Desde sempre que Ayer mostrou uma preocupação em desconstruir a cultura americana do “machão” contemporâneo, nomeadamente em contextos criminais. O seu cinismo inicial condenava estas personagens, enfatizando os seus defeitos com uma perspetiva moralista, quase religiosa. Tempos Cruéis é um claro exemplo desta atitude.

No filme, Jim Davis (Christian Bale) é um ex-militar que volta do México para procurar emprego em Los Angeles com o seu amigo de longa data, Mike (Freddy Rodriguez). Mas Davis sofre de stress pós-traumático, e acaba por sabotar todas as tentativas de endireitar a sua vida, estragando a de Mike no processo.

Tempos Cruéis não foi um filme muito bem recebido na altura, tanto pela crítica como pelo público, as análises positivas focadas apenas na interpretação de Bale. O ator é realmente fantástico como Jim Davis, eclipsando o resto do elenco com a sua presença feroz e instável.

No entanto, é o guião de Ayer que dá textura a estas personagens e às suas peripécias. Quase todas as cenas são construídas meticulosamente de um ponto de vista narrativo, e apesar de não serem estilizadas ao nível de um qualquer filme do Michael Mann, almejam ressoar a nível emocional como os melhores filmes deste mestre.

De facto, essa emoção deve-se largamente à relação entre Jim e Mike, cujos anos de companheirismo e aventuras são sentidos imediatamente após o seu primeiro encontro no filme. As caralhadas nas viagens de carro, as cabeçadas com gangbangers do bairro, as festarolas com cerveja e charros à mistura… Os melhores momentos de Tempos Cruéis são tão bons porque assemelham-se à nossa construção da realidade. Aquelas personagens são reais, desde os seus gestos, às suas conversas, às suas ações. Há um pouco de autobiográfico em Tempos Cruéis, e Ayer opta por não fugir dessa verosimilhança com as suas próprias experiências.
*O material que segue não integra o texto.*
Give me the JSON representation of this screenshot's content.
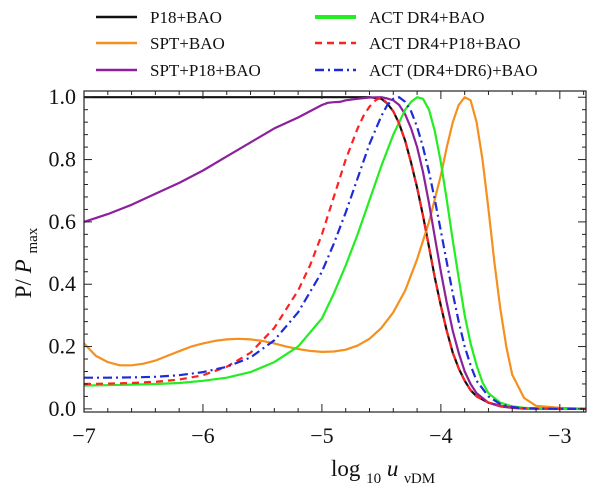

O filme pode passar por aborrecido em alguns momentos, principalmente no início, em que demoramos demasiado tempo a entrar naquele mundo e a conhecer aquelas personagens. As primeiras cenas desenrolam-se numa espécie de infodump tépida capaz de alienar aqueles à procura de um pouco mais de ação, e de menos conversa.

Apesar disso, são essas cenas mais delongadas que aprofundam a relação entre os dois protagonistas, de modo a que os seus momentos finais pareçam verdadeiramente chocantes, e não um conjunto de acontecimentos desajeitadamente orquestrados. Assim, à medida que a psicose de Davis vai piorando, somos capazes de melhor perceber o que move aqueles dois homens, desde a sua amizade ao orgulho hyper-masculino que os coloca nas piores das situações.

É com esta atenção à psicologia dos seus anti-heróis que Ayer explora a condição do homem americano em 2005, especialmente no que toca ao ego masculino, à pobreza da classe média, e ao desemprego no apogeu da administração Bush. A destreza com que gere estes conceitos varia entre o sublime e o cliché, mas nunca deixa de ser interessante, principalmente pela especificidade da realização de Ayer.

Tempos Cruéis é um debut sólido e despretensioso, sem nada de particularmente original, mas com um realismo extremo capaz de impressionar o mais cético dos cinéfilos. A ver.